A computer’s BIOS—Basic Input/Output System—kicks in when the machine powers up. It initializes the various hardware components of a server and loads its operating system. Infecting the BIOS allows a hacker to work mischief on a byte box before its defenses are up and running.
Malware targeting a BIOS has been relatively rare. In 1998, for instance, the Chernobyl virus was found attacking BIOS’s in Windows machines, corrupting it and wiping all the data on the computers.
But concern over it has been growing, fed by a demonstration by researchers in 2009 of how to inject code into any unsigned firmware and the discovery last year of Mebromi, a BIOS-infecting rootkit that alters the Master Boot Record in a PC. Those worries have been fanned further by the appearance of super malware programs like Stuxnet, Duqu, Flame and Gauss.

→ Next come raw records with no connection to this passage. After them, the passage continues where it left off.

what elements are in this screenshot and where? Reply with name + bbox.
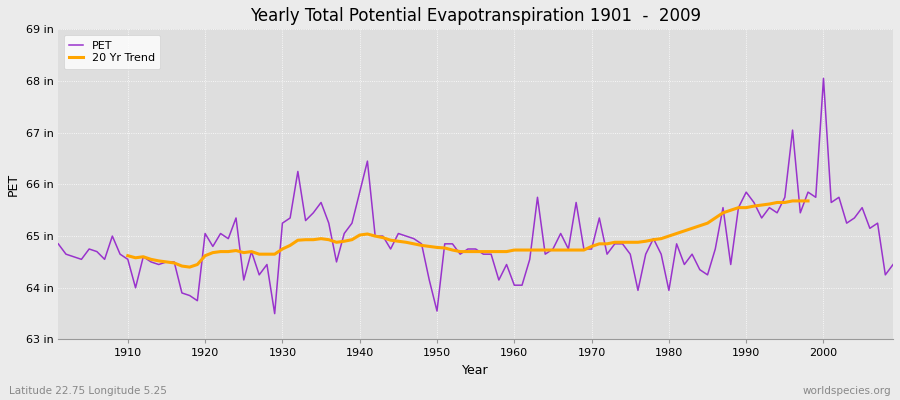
- Title: Yearly Total Potential Evapotranspiration 1901  -  2009: Yearly Total Potential Evapotranspiratio…: [250, 7, 701, 25]
- PET: [818, 76, 829, 81]
- PET: [517, 283, 527, 288]
- Text: Latitude 22.75 Longitude 5.25: Latitude 22.75 Longitude 5.25: [9, 386, 166, 396]
- 20 Yr Trend: [200, 253, 211, 258]
- 20 Yr Trend: [215, 249, 226, 254]
- 20 Yr Trend: [393, 239, 404, 244]
- Legend: PET, 20 Yr Trend: PET, 20 Yr Trend: [64, 35, 160, 69]
- Line: 20 Yr Trend: 20 Yr Trend: [128, 201, 808, 267]
- 20 Yr Trend: [734, 205, 744, 210]
- PET: [114, 252, 125, 256]
- 20 Yr Trend: [122, 253, 133, 258]
- PET: [292, 169, 303, 174]
- PET: [508, 283, 519, 288]
- Y-axis label: PET: PET: [7, 173, 20, 196]
- 20 Yr Trend: [184, 265, 195, 270]
- 20 Yr Trend: [269, 252, 280, 256]
- PET: [269, 311, 280, 316]
- X-axis label: Year: Year: [463, 364, 489, 377]
- PET: [609, 242, 620, 246]
- Line: PET: PET: [58, 78, 893, 314]
- Text: worldspecies.org: worldspecies.org: [803, 386, 891, 396]
- PET: [338, 231, 349, 236]
- 20 Yr Trend: [788, 198, 798, 203]
- PET: [887, 262, 898, 267]
- 20 Yr Trend: [803, 198, 814, 203]
- PET: [53, 242, 64, 246]
- 20 Yr Trend: [478, 249, 489, 254]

Last year, the United States’ oldest physical science laboratory—the National Institute of Standards and Technology (NIST)—made recommendations to makers of PCs to make their BIOS’s more secure. Now it’s doing the same for servers.
The agency has drafted some guidelines [PDF] for securing the BIOS’s in servers and it’s asking interested parties to comment on them by September 14.
Servers are a different animal than PC’s, according to the author of the proposed guidelines, Andrew Regenscheid, a math researcher and project leader at NIST’s Computer Security Division. “While laptop and desktop computers have largely converged on a single architecture for system BIOS, server class systems have a more diverse set of architectures, and more mechanisms for updating or modifying the system BIOS,” he said in a statement.
What’s more, the guidelines point out that many servers contain service processors that perform a variety of management functions that may include BIOS updates. Service processors are specialized microcontrollers that provide administrators with an interface to manage a host server.
They may also implement multiple ways for updating a BIOS. The update process is a juicy target for intruders because it’s a point where the BIOS’s firmware is routinely modified.
The proposed guidelines outline best practices for securing the BIOS updating process in servers. They focus on four areas:
- Authenticating an update through the use of digital signatures;
- Creating an optional secure local update mechanism, which requires that an administrator be physically present at the machine in order to install BIOS images without authentication;
- Deploying firmware integrity protections to prevent unintended or malicious modification of the BIOS outside the authenticated BIOS update process; and
- Incorporating non-bypassability features to ensure that there are no mechanisms that allow the system processor or any other system component to bypass the BIOS protections.
“Unauthorized modification of BIOS firmware by malicious software constitutes a significant threat because of the BIOS’s unique and privileged position within the PC architecture,” the guidelines noted. “Malicious BIOS modification could be part of a sophisticated, targeted attack on an organization—either a permanent denial of service or a persistent malware presence.”